Abraham Kuyper has been called the greatest Calvinist since Calvin, and he has pursued this vein of Calvin’s thought with force and consistency. For example, in his book on Calvinism he indicates that Calvinism is not just a doctrine of salvation but a total life system involving politics, science, and art. He writes:

“Thus understood Calvinism is rooted in a form of religion which was peculiarly its own, and from this specific religious consciousness there was developed first a peculiar theology, then a special church-order, and then a given form for political and social life, for the interpretation of the moral and world-order, for the relation between nature and grace, between Christianity and the world, between church and state, and finally for art and science.” (Lectures on Calvinism, pp. 10)

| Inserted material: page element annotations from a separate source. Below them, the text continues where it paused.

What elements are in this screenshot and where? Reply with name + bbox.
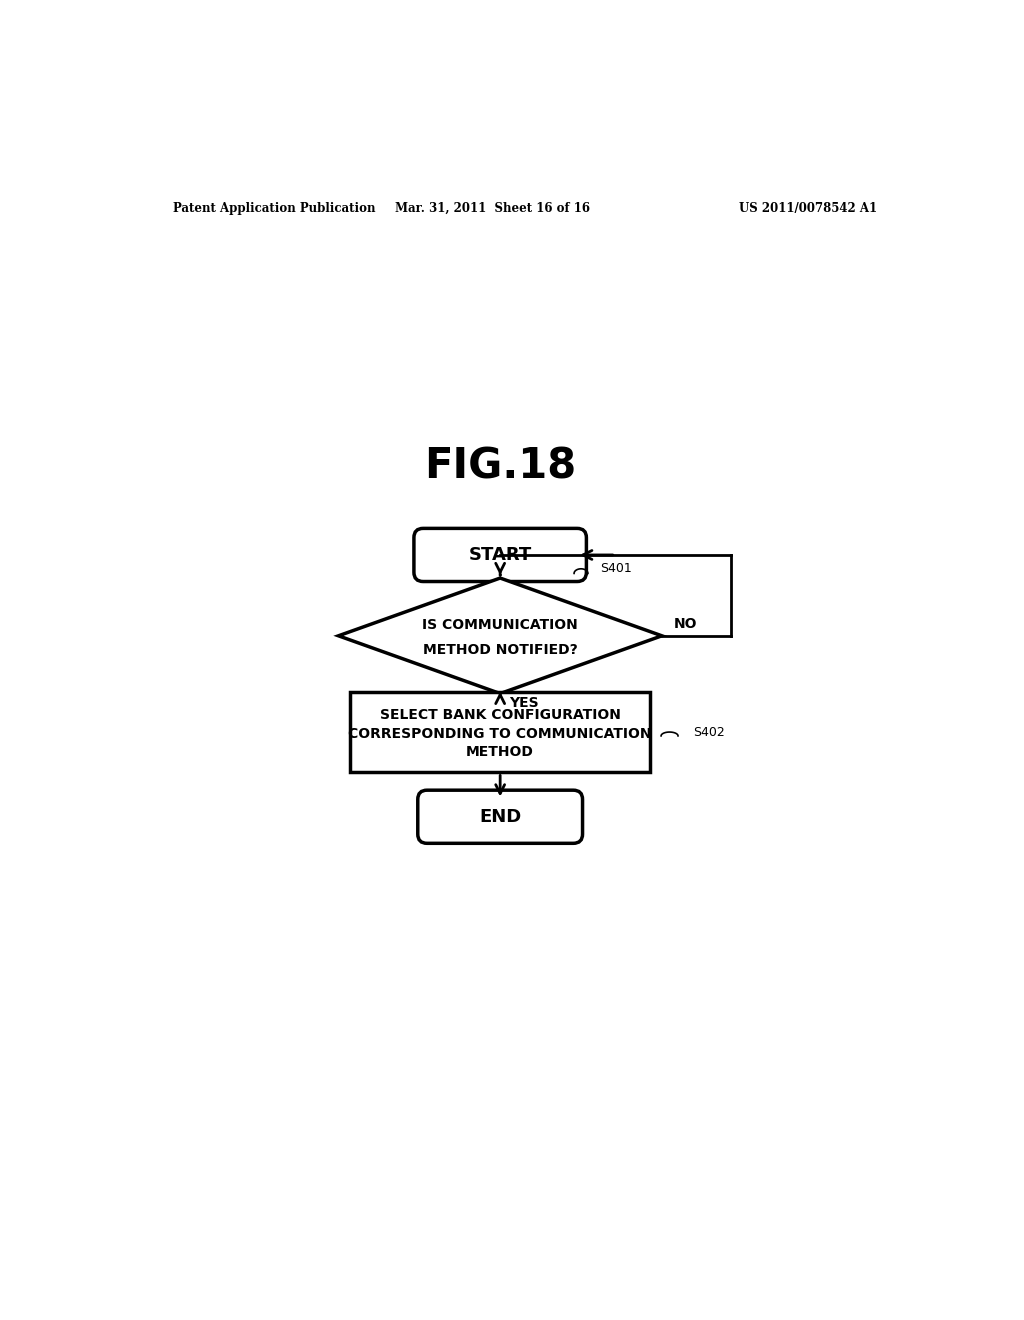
Polygon shape — [339, 578, 662, 693]
Bar — [350, 692, 650, 772]
Text: IS COMMUNICATION: IS COMMUNICATION — [422, 618, 578, 632]
FancyBboxPatch shape — [418, 791, 583, 843]
Text: US 2011/0078542 A1: US 2011/0078542 A1 — [739, 202, 878, 215]
Text: YES: YES — [509, 696, 539, 710]
Text: FIG.18: FIG.18 — [424, 445, 577, 487]
Text: END: END — [479, 808, 521, 826]
Text: START: START — [469, 546, 531, 564]
Text: CORRESPONDING TO COMMUNICATION: CORRESPONDING TO COMMUNICATION — [348, 726, 652, 741]
Text: S402: S402 — [692, 726, 724, 739]
FancyBboxPatch shape — [414, 528, 587, 582]
Text: NO: NO — [674, 618, 697, 631]
Text: Mar. 31, 2011  Sheet 16 of 16: Mar. 31, 2011 Sheet 16 of 16 — [395, 202, 590, 215]
Text: S401: S401 — [600, 562, 632, 576]
Text: Patent Application Publication: Patent Application Publication — [173, 202, 376, 215]
Text: METHOD: METHOD — [466, 744, 535, 759]
Text: METHOD NOTIFIED?: METHOD NOTIFIED? — [423, 643, 578, 656]
Text: SELECT BANK CONFIGURATION: SELECT BANK CONFIGURATION — [380, 708, 621, 722]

What Kuyper says of art is also important in showing that evangelical theology has a world-affirming dimension that so frequently gets dropped out in its exposition. Kuyper writes of art as follows:

“As image-bearer of God, man possesses the possibility to create something beautiful and to delight in it. This artistic ability is in man no separate function of the soul but an unbroken (continuous) utterance of the image of God…Understand that art is no fringe that is attached to a garment and no amusement that is added to life, but a most serious power in our present existence, and therefore its principal variations must maintain, in their artistic expression, a close relation with the principal variations of our entire life; and since, without exception, these principal variations of our entire human existence are dominated by our relation to God, would it not be both a degradation and an underestimation of art, if you were to imagine the functions, into which the art-trunk divides itself, to be independent of the deepest root which all human life has in God?” (Lectures on Calvinism, pp. 142)"

Certainly bucks the standard trend of interpretations that boils Calvin down to nothing more than a grim and puritanical ideologue.